9. Each Fund agrees to register, from time to time as necessary,
additional Class C shares with the Securities & Exchange Commission,
State and other regulatory bodies and to pay the related filing fees
therefor and to file such amendments, reports and other documents as
may be necessary in order that there may be no untrue statement of a
material fact in the Registration Statement or Prospectus or that
their may be no omission to state a material fact therein necessary
in order to make the statements therein, in light of the
circumstances under which they were made, not misleading.

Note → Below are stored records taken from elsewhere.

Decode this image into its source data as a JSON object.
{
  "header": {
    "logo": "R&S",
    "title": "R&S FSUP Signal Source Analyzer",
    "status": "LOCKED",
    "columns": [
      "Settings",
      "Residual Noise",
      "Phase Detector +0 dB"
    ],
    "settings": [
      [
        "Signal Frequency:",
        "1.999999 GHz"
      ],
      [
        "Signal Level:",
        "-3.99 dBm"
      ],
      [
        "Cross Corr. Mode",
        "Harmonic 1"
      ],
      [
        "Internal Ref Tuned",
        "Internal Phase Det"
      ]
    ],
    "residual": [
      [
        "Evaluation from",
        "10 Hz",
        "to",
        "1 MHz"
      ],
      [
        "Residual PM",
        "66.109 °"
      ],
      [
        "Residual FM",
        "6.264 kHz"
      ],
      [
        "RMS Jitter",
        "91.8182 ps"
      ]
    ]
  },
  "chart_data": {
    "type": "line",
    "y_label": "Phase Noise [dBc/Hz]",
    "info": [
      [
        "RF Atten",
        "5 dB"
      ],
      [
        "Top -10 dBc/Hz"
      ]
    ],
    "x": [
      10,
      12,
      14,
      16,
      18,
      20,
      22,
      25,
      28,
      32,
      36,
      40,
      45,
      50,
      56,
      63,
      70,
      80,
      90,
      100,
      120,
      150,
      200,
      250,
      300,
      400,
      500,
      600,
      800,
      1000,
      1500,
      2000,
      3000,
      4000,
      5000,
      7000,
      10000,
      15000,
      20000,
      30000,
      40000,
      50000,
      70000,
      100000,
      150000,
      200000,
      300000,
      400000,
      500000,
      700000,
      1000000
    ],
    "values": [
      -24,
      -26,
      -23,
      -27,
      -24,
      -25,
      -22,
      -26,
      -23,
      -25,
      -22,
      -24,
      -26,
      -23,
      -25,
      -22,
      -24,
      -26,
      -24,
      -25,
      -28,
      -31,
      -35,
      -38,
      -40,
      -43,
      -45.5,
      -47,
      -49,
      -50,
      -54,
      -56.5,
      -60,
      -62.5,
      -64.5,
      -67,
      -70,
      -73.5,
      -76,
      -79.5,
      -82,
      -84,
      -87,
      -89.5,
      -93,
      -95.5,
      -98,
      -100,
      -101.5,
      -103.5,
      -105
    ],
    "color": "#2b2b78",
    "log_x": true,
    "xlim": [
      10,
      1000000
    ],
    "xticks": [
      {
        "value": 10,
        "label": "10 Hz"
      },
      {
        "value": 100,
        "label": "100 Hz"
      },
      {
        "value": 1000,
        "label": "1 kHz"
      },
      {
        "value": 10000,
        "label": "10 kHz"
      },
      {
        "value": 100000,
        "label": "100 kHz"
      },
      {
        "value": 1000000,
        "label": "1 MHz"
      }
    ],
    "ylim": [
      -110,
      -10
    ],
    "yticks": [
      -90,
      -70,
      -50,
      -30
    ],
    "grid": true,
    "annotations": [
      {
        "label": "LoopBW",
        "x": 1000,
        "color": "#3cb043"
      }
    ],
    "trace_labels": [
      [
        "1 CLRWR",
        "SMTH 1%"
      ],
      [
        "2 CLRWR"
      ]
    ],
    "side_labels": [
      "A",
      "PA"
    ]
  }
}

As used in
this Agreement, the term " Registration Statement" shall mean the
Registration Statement most recently filed by the Trust with the
Securities & Exchange Commission and effective under the Securities
Act of 1933, as amended, as such Registration Statement is amended
from time to time, and the term "Prospectus" shall mean the most
recent form of prospectus authorized by the Trust for use by the
Underwriter and by dealers.
10. This Agreement may be terminated at any time on not more than 60
days written notice, without payment of a penalty, by the
Underwriter, by vote of a majority of the class of outstanding
voting securities of each respective Fund or by vote of a majority
of the Trustees, acting separately on behalf of each Fund, who are
not "interested persons" of the Funds and who have not direct or
indirect financial interest in the operation of the Plan or in any
agreements.
11. This Agreement shall terminate automatically in the event of its
assignment. The term "assignment" for this purpose shall have the
meaning defined in Section 2(a) (4) of the Investment Company Act of
1940.
12. This Agreement has been approved by the Trustees of the Trust on
behalf of the Funds and shall continue in effect for two years from
its effective date. Thereafter, this Agreement shall continue for
successive annual periods, provided that such continuance is
specifically approved annually by a majority of the Trustees who are
not interested persons of the parties hereto as defined in the
Investment Company Act of 1940 and either (a) by vote of the
Trustees of the Trust or (b) by vote of a majority or the
outstanding voting securities of each Fund, as defined in the
Investment Company Act of 1940.
13. The Declaration of Trust, establishing the Trust, dated August
18, 1993, a copy of which together with all amendments thereto (the
"Declaration") is on file in the office of the Secretary of the
Commonwealth of Massachusetts, provides that the name of the Trust
refers to the Trustees under the Declaration collectively as
trustees, but not individually or personally; and no Trustee,
shareholder officer, employee or agent of the Trust and/or the Funds
may be held to any personal liability, nor may resort be had to
their private property for the satisfaction of any obligation or
claim or otherwise in connection with affairs of the Trust, but the
Trust property only shall be liable.
IN WITNESS WHEREOF, the parties hereto have caused this Agreement to
be executed by their officers thereunto duly authorized and to
become effective as of this 31st day of March, 1994.
Attest: NORTHSTAR TRUST
By: ________________________ By: ________________________
Attest: NORTHSTAR DISTRIBUTORS, INC.